# ROADMAP to first release

Known issues to be fixed:

- [x] if both content and text are empty, do not extract an annotation
- [x] Speed?
    - should be fine, on my machine (old i5 laptop) it takes around 90s for ~1000 documents with ~4000 annotations
- [x] ensure all cmdline options do what they should
- [x] annotations carry over color object from fitz, should just be Color object or simple tuple with rgb vals
- [x] docstrings, docstrings!
- [ ] testing testing testing!!
    - [ ] refactor into some better abstractions (e.g.

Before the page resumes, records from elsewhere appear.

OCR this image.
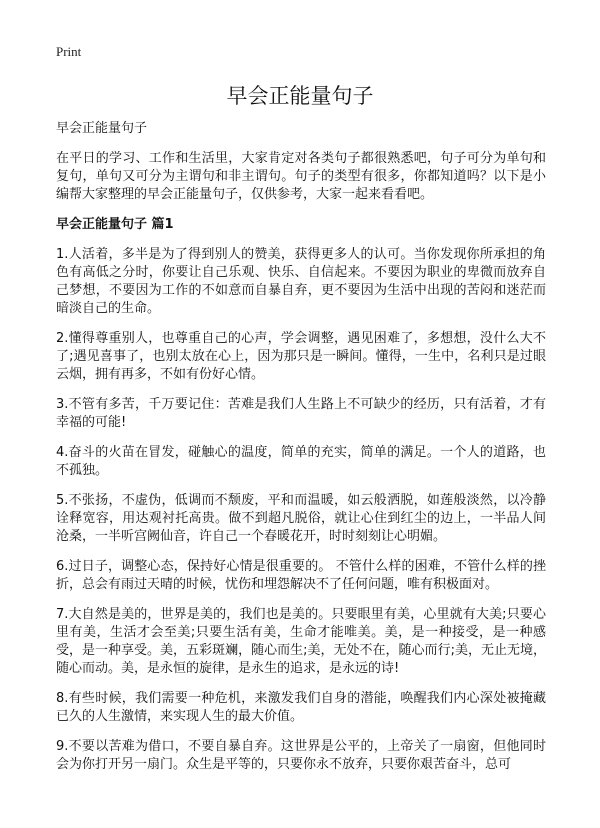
Print
早会正能量句子
早会正能量句子

在平日的学习、工作和生活里，大家肯定对各类句子都很熟悉吧，句子可分为单句和复句，单句又可分为主谓句和非主谓句。句子的类型有很多，你都知道吗？以下是小编帮大家整理的早会正能量句子，仅供参考，大家一起来看看吧。

早会正能量句子 篇1

1.人活着，多半是为了得到别人的赞美，获得更多人的认可。当你发现你所承担的角色有高低之分时，你要让自己乐观、快乐、自信起来。不要因为职业的卑微而放弃自己梦想，不要因为工作的不如意而自暴自弃，更不要因为生活中出现的苦闷和迷茫而暗淡自己的生命。

2.懂得尊重别人，也尊重自己的心声，学会调整，遇见困难了，多想想，没什么大不了;遇见喜事了，也别太放在心上，因为那只是一瞬间。懂得，一生中，名利只是过眼云烟，拥有再多，不如有份好心情。

3.不管有多苦，千万要记住：苦难是我们人生路上不可缺少的经历，只有活着，才有幸福的可能!

4.奋斗的火苗在冒发，碰触心的温度，简单的充实，简单的满足。一个人的道路，也不孤独。

5.不张扬，不虚伪，低调而不颓废，平和而温暖，如云般洒脱，如莲般淡然，以冷静诠释宽容，用达观衬托高贵。做不到超凡脱俗，就让心住到红尘的边上，一半品人间沧桑，一半听宫阙仙音，许自己一个春暖花开，时时刻刻让心明媚。

6.过日子，调整心态，保持好心情是很重要的。 不管什么样的困难，不管什么样的挫折，总会有雨过天晴的时候，忧伤和埋怨解决不了任何问题，唯有积极面对。

7.大自然是美的，世界是美的，我们也是美的。只要眼里有美，心里就有大美;只要心里有美，生活才会至美;只要生活有美，生命才能唯美。美，是一种接受，是一种感受，是一种享受。美，五彩斑斓，随心而生;美，无处不在，随心而行;美，无止无境，随心而动。美，是永恒的旋律，是永生的追求，是永远的诗!

8.有些时候，我们需要一种危机，来激发我们自身的潜能，唤醒我们内心深处被掩藏已久的人生激情，来实现人生的最大价值。

9.不要以苦难为借口，不要自暴自弃。这世界是公平的，上帝关了一扇窗，但他同时会为你打开另一扇门。众生是平等的，只要你永不放弃，只要你艰苦奋斗，总可
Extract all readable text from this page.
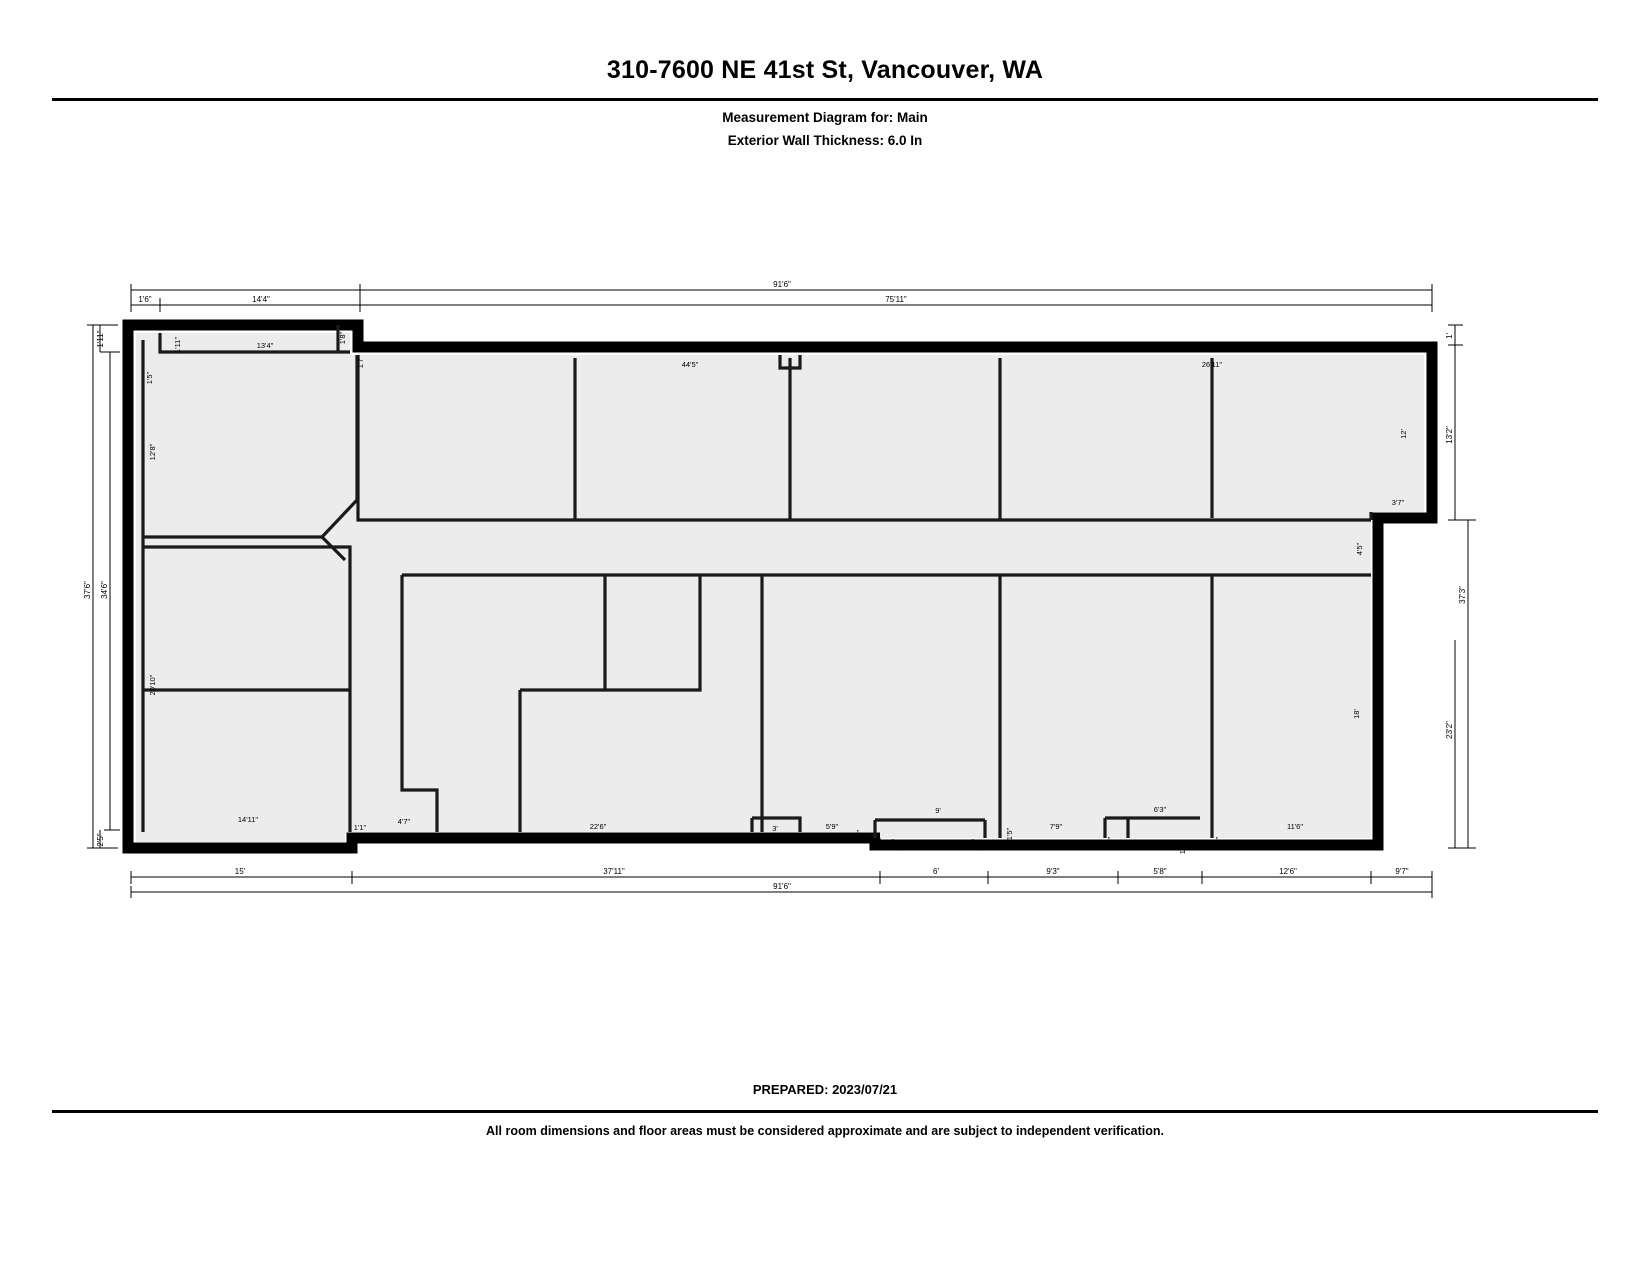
310-7600 NE 41st St, Vancouver, WA
Measurement Diagram for: Main
Exterior Wall Thickness: 6.0 In
91'6"
1'6"	14'4"	75'11"
15'	37'11"	6'	9'3"	5'8"	12'6"	9'7"
91'6"
1'11"
37'6" 34'6"
2'5"
1'
13'2"
37'3"
23'2"
1'11"	13'4"
1'8"
1'7"	44'5"	26'11"
1'5"
12'8"
12'
3'7"
4'5"
20'10"
18'
14'11"
1'1"
4'7"
22'6"	3'	5'9"
1'5"
1'4"
9'
1'4"
1'5"
7'9"
6'3"
1'2"	1'6"	1'2"
11'6"
PREPARED: 2023/07/21
All room dimensions and floor areas must be considered approximate and are subject to independent verification.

Exporter Protocol -> stdout/markdown implementations; Extractor Protocol -> PDF implementation)
- [ ] dependency injection for extractor/exporter/formatter/annotation modules
    - [ ] any call to papis.config should start from init and be injected?

features to be implemented:

- [ ] CICD
    - [x] static analysis (lint, typecheck etc) on pushes
    - [x] test pipeline on master pushes
    - [ ] release pipeline to pypi on tags
- [x] add page number if available
    - exists in Annotation, just need to place in output
- [ ] show overall amount of extractions at the end
    - implemented for writing to notes (notes exporter)
    - KNOWN ISSUE: currently returns number of annotation rows (may be multiple per annot)
- [ ] custom formatting decided by user
    - in config as { "myformatter": ">{tag}\n{quote}\n{note}\n{page} etc"}
- [ ] improved default exporters
    - [x] markdown into notes
    - [ ] pretty display on stdout (rich?)
    - [x] csv/tsv to stdout
    - [ ] table fmt stdout?
- [ ] allow custom colors -> tag name settings not dependent on color name existing (e.g. {"important": (1.0,0.0,0.0)})
- [ ] `--overwrite` mode where existing annotations are not dropped but overwritten on same line of note
- [x] `--force` mode where we simply do not drop anything
    - called `--duplicates` in current implementation
- [x] `--format` option to choose from default or set up a custom formatter
    - called `--output` in current implementation
- [ ] on_add hook to extract annotations as files are added
    - needs upstream help, 'on_add' hook, and pass-through of affected documents
- [ ] target same minimum Python version as papis upstream (3.8 as of papis 0.14, 3.10 for upcoming papis ~0.15)
- [ ] change detection:
    - how does it handle updated citations? updated colors? should it be configurable?

upstream changes:

- [ ] need a hook for adding a document/file
- [ ] need hooks to actually pass through information on the thing they worked on (i.e. their document)